Crabtree Benjamin F, Miller William L, Tallia Alfred F, Cohen Deborah J, DiCicco-Bloom Barbara, McIlvain Helen E, Aita Virginia A, Scott John G, Gregory Patrice B, Stange Kurt C, McDaniel Reuben R
Department of Family Medicine, UMDNJ-Robert Wood Johnson Medical School, New Brunswick, NJ 08873, USA.
Ann Fam Med. 2005 Sep-Oct;3(5):430-5. doi: 10.1370/afm.345.
This study aimed to elucidate how clinical preventive services are delivered in family practices and how this information might inform improvement efforts.
We used a comparative case study design to observe clinical preventive service delivery in 18 purposefully selected Midwestern family medicine offices from 1997 to 1999. Medical records, observation of outpatient encounters, and patient exit cards were used to calculate practice-level rates of delivery of clinical preventive services.

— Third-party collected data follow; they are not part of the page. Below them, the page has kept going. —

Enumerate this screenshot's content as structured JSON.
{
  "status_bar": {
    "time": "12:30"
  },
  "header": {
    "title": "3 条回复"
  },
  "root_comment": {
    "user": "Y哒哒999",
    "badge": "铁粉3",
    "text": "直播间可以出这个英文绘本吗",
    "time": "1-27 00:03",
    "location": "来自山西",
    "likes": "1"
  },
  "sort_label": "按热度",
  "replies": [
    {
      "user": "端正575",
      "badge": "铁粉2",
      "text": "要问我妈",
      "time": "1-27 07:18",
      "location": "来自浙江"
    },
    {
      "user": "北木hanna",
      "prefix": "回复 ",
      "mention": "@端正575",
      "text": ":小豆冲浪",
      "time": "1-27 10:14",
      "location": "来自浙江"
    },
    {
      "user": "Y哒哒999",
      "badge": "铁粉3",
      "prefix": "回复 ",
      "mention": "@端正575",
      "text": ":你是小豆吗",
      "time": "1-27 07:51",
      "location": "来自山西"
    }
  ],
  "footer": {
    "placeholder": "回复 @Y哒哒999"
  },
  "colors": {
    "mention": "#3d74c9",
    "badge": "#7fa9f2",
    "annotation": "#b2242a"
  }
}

Field notes from direct observation of clinical encounters and prolonged observation of the practice and transcripts from in-depth interviews of practice staff and physicians were systematically examined to identify approaches to delivering clinical preventive services recommended by the US Preventive Services Task Force.

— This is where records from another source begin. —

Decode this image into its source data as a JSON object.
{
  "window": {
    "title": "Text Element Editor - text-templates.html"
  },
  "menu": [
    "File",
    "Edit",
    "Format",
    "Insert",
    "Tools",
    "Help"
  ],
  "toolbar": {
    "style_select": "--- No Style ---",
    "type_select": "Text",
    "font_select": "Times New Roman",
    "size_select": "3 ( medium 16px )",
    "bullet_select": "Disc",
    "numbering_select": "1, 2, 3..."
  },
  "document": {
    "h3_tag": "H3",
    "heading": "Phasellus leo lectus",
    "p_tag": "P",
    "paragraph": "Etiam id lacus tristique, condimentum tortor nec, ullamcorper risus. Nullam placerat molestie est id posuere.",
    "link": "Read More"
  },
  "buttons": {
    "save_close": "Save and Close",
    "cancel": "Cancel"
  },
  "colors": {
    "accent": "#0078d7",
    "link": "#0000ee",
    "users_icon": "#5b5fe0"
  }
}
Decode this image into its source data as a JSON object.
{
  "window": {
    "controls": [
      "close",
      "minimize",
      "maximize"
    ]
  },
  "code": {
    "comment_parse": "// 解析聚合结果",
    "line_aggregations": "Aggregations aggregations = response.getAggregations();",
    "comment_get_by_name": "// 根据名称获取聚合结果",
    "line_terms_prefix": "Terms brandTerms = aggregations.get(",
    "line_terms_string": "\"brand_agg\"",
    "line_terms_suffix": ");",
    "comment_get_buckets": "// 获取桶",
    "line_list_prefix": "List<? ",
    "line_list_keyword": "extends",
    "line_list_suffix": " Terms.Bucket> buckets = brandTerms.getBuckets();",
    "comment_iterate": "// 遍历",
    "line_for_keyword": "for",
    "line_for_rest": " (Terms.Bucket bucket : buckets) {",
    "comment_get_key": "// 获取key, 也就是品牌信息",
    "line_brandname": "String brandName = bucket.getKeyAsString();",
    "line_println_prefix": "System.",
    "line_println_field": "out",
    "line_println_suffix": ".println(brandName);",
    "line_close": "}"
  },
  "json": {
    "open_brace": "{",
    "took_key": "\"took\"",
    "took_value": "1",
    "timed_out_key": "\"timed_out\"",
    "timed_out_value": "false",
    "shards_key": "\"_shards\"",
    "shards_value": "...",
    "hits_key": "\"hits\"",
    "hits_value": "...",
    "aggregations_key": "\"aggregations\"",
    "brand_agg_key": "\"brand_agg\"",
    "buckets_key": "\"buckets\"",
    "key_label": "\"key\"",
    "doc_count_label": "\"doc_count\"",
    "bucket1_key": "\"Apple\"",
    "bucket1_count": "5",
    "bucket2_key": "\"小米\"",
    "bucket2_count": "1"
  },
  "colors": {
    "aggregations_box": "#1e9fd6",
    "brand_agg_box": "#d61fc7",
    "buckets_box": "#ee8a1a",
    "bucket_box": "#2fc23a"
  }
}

Practices developed individualized approaches for delivering clinical preventive services, with no one approach being successful across practices. Clinicians acknowledged a 3-fold mission of providing acute care, managing chronic problems, and prevention, but only some made prevention a priority. The clinical encounter was a central focus for preventive service delivery in all practices. Preventive services delivery rates often appeared to be influenced by competing demands within the clinical encounter (including between different preventive services), having a physician champion who prioritized prevention, and economic concerns.
Practice quality improvement efforts that assume there is an optimal approach for delivering clinical preventive services fail to account for practices' propensity to optimize care processes to meet local contexts. Interventions to enhance clinical preventive service delivery should be tailored to meet the local needs of practices and their patient populations.

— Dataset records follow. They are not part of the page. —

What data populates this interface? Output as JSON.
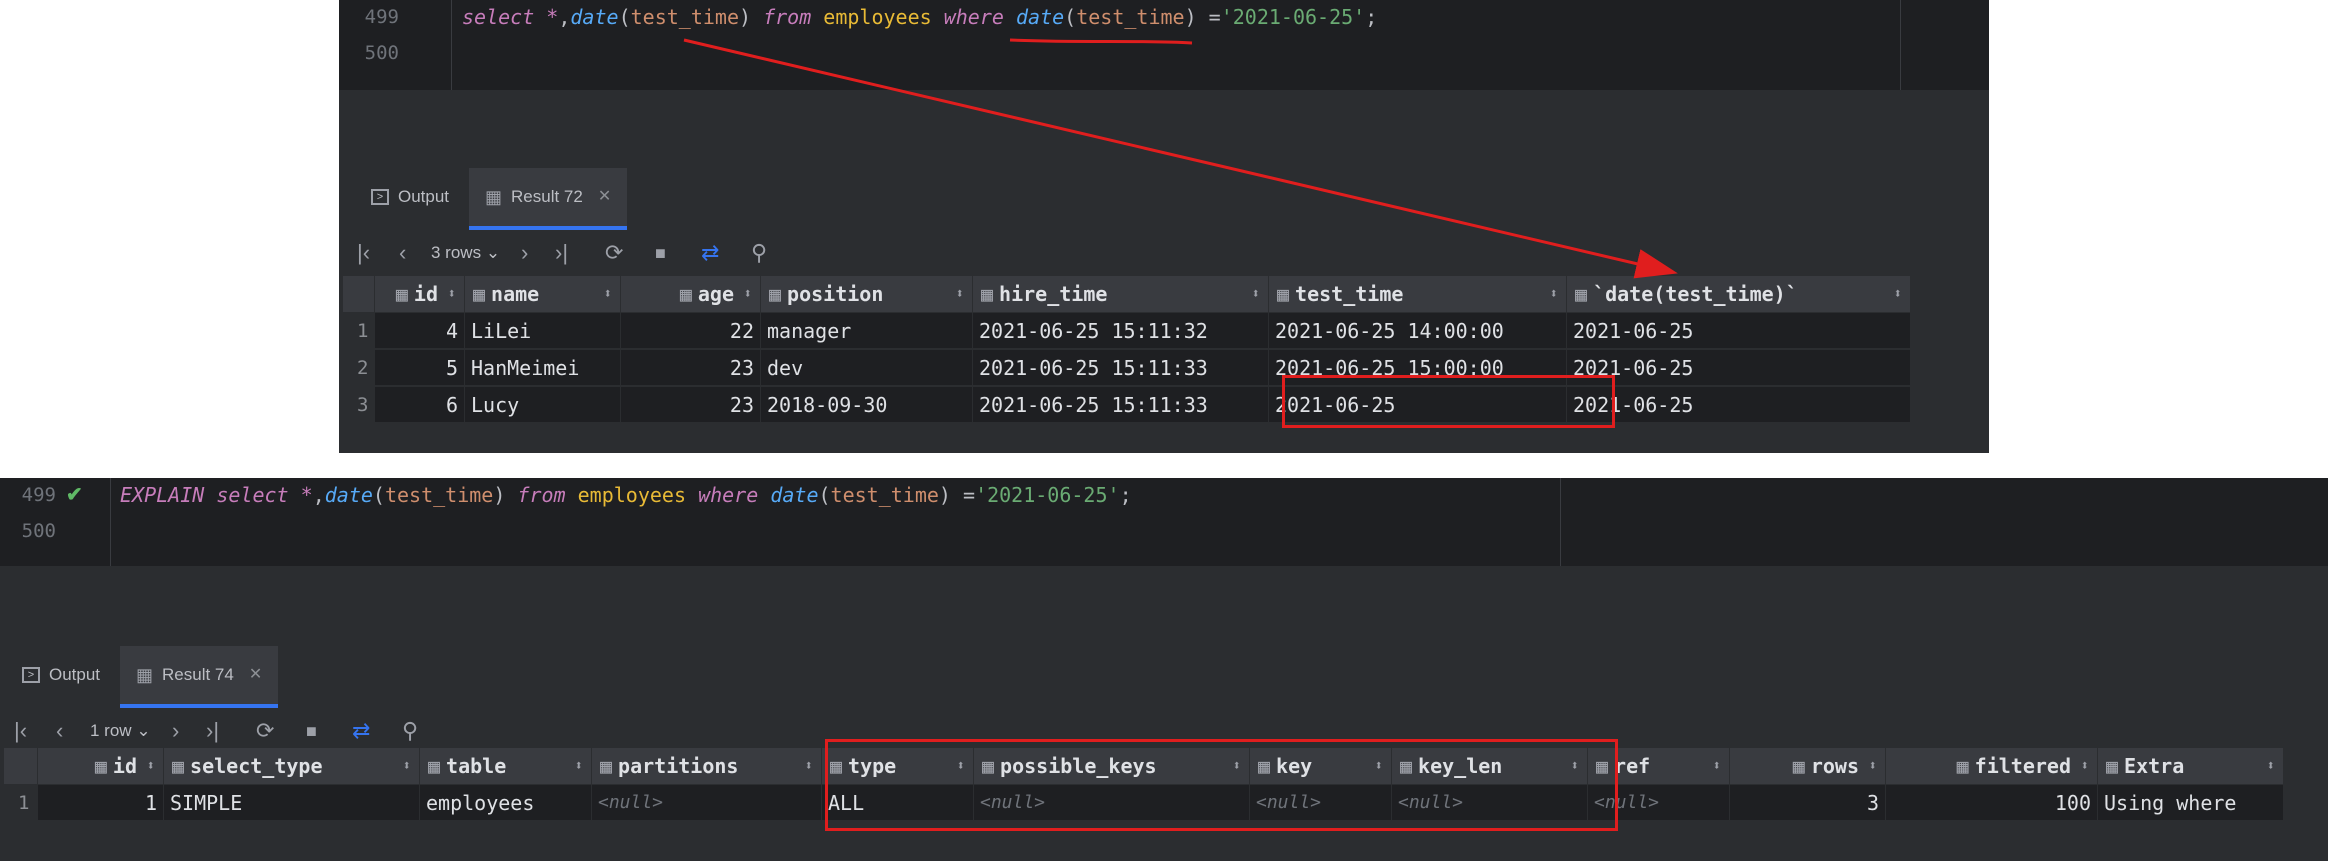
{
  "top": {
    "editor": {
      "line_numbers": [
        "499",
        "500"
      ],
      "query_tokens": [
        {
          "text": "select",
          "cls": "k"
        },
        {
          "text": " ",
          "cls": "p"
        },
        {
          "text": "*",
          "cls": "k"
        },
        {
          "text": ",",
          "cls": "p"
        },
        {
          "text": "date",
          "cls": "f"
        },
        {
          "text": "(",
          "cls": "p"
        },
        {
          "text": "test_time",
          "cls": "a"
        },
        {
          "text": ")",
          "cls": "p"
        },
        {
          "text": " ",
          "cls": "p"
        },
        {
          "text": "from",
          "cls": "k"
        },
        {
          "text": " ",
          "cls": "p"
        },
        {
          "text": "employees",
          "cls": "t"
        },
        {
          "text": " ",
          "cls": "p"
        },
        {
          "text": "where",
          "cls": "k"
        },
        {
          "text": " ",
          "cls": "p"
        },
        {
          "text": "date",
          "cls": "f"
        },
        {
          "text": "(",
          "cls": "p"
        },
        {
          "text": "test_time",
          "cls": "a"
        },
        {
          "text": ")",
          "cls": "p"
        },
        {
          "text": " =",
          "cls": "p"
        },
        {
          "text": "'2021-06-25'",
          "cls": "s"
        },
        {
          "text": ";",
          "cls": "p"
        }
      ]
    },
    "tabs": {
      "output": "Output",
      "result": "Result 72",
      "close": "✕"
    },
    "toolbar": {
      "rows": "3 rows"
    },
    "columns": [
      "id",
      "name",
      "age",
      "position",
      "hire_time",
      "test_time",
      "`date(test_time)`"
    ],
    "rows": [
      {
        "n": "1",
        "cells": [
          "4",
          "LiLei",
          "22",
          "manager",
          "2021-06-25 15:11:32",
          "2021-06-25 14:00:00",
          "2021-06-25"
        ]
      },
      {
        "n": "2",
        "cells": [
          "5",
          "HanMeimei",
          "23",
          "dev",
          "2021-06-25 15:11:33",
          "2021-06-25 15:00:00",
          "2021-06-25"
        ]
      },
      {
        "n": "3",
        "cells": [
          "6",
          "Lucy",
          "23",
          "2018-09-30",
          "2021-06-25 15:11:33",
          "2021-06-25",
          "2021-06-25"
        ]
      }
    ]
  },
  "bottom": {
    "editor": {
      "line_numbers": [
        "499",
        "500"
      ],
      "query_tokens": [
        {
          "text": "EXPLAIN",
          "cls": "k"
        },
        {
          "text": " ",
          "cls": "p"
        },
        {
          "text": "select",
          "cls": "k"
        },
        {
          "text": " ",
          "cls": "p"
        },
        {
          "text": "*",
          "cls": "k"
        },
        {
          "text": ",",
          "cls": "p"
        },
        {
          "text": "date",
          "cls": "f"
        },
        {
          "text": "(",
          "cls": "p"
        },
        {
          "text": "test_time",
          "cls": "a"
        },
        {
          "text": ")",
          "cls": "p"
        },
        {
          "text": " ",
          "cls": "p"
        },
        {
          "text": "from",
          "cls": "k"
        },
        {
          "text": " ",
          "cls": "p"
        },
        {
          "text": "employees",
          "cls": "t"
        },
        {
          "text": " ",
          "cls": "p"
        },
        {
          "text": "where",
          "cls": "k"
        },
        {
          "text": " ",
          "cls": "p"
        },
        {
          "text": "date",
          "cls": "f"
        },
        {
          "text": "(",
          "cls": "p"
        },
        {
          "text": "test_time",
          "cls": "a"
        },
        {
          "text": ")",
          "cls": "p"
        },
        {
          "text": " =",
          "cls": "p"
        },
        {
          "text": "'2021-06-25'",
          "cls": "s"
        },
        {
          "text": ";",
          "cls": "p"
        }
      ]
    },
    "tabs": {
      "output": "Output",
      "result": "Result 74",
      "close": "✕"
    },
    "toolbar": {
      "rows": "1 row"
    },
    "columns": [
      "id",
      "select_type",
      "table",
      "partitions",
      "type",
      "possible_keys",
      "key",
      "key_len",
      "ref",
      "rows",
      "filtered",
      "Extra"
    ],
    "rows": [
      {
        "n": "1",
        "cells": [
          "1",
          "SIMPLE",
          "employees",
          "<null>",
          "ALL",
          "<null>",
          "<null>",
          "<null>",
          "<null>",
          "3",
          "100",
          "Using where"
        ]
      }
    ]
  },
  "icons": {
    "first": "first-page-icon",
    "prev": "prev-page-icon",
    "next": "next-page-icon",
    "last": "last-page-icon",
    "refresh": "refresh-icon",
    "stop": "stop-icon",
    "compare": "compare-icon",
    "pin": "pin-icon",
    "table": "table-icon",
    "output": "output-icon",
    "check": "check-icon"
  },
  "colors": {
    "annotation": "#e01e1e",
    "accent": "#3574f0",
    "keyword": "#c77dbb",
    "function": "#57aaf7",
    "string": "#6aab73",
    "table": "#e8ba36"
  }
}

本研究旨在阐明临床预防服务在家庭医疗实践中是如何提供的,以及这些信息如何为改进工作提供参考。
我们采用比较案例研究设计,于1997年至1999年对18个特意挑选的中西部家庭医学诊所的临床预防服务提供情况进行观察。利用病历、门诊诊疗观察以及患者出院卡来计算诊所层面临床预防服务的提供率。对临床诊疗的直接观察、对诊所的长期观察所做的实地记录,以及对诊所工作人员和医生的深入访谈记录进行系统分析,以确定美国预防服务工作组推荐的临床预防服务提供方法。
各诊所制定了个性化的临床预防服务提供方法,没有一种方法在所有诊所都取得成功。临床医生认可提供急性护理、管理慢性疾病和预防这三项任务,但只有部分医生将预防作为重点。在所有诊所中,临床诊疗都是预防服务提供的核心关注点。预防服务提供率似乎常常受到临床诊疗中相互竞争的需求(包括不同预防服务之间的需求)、有一位将预防作为优先事项的医生支持者以及经济因素的影响。
那些认为存在临床预防服务最佳提供方法的实践质量改进努力,未能考虑到诊所为满足当地情况而优化护理流程的倾向。加强临床预防服务提供的干预措施应根据诊所及其患者群体的当地需求进行调整。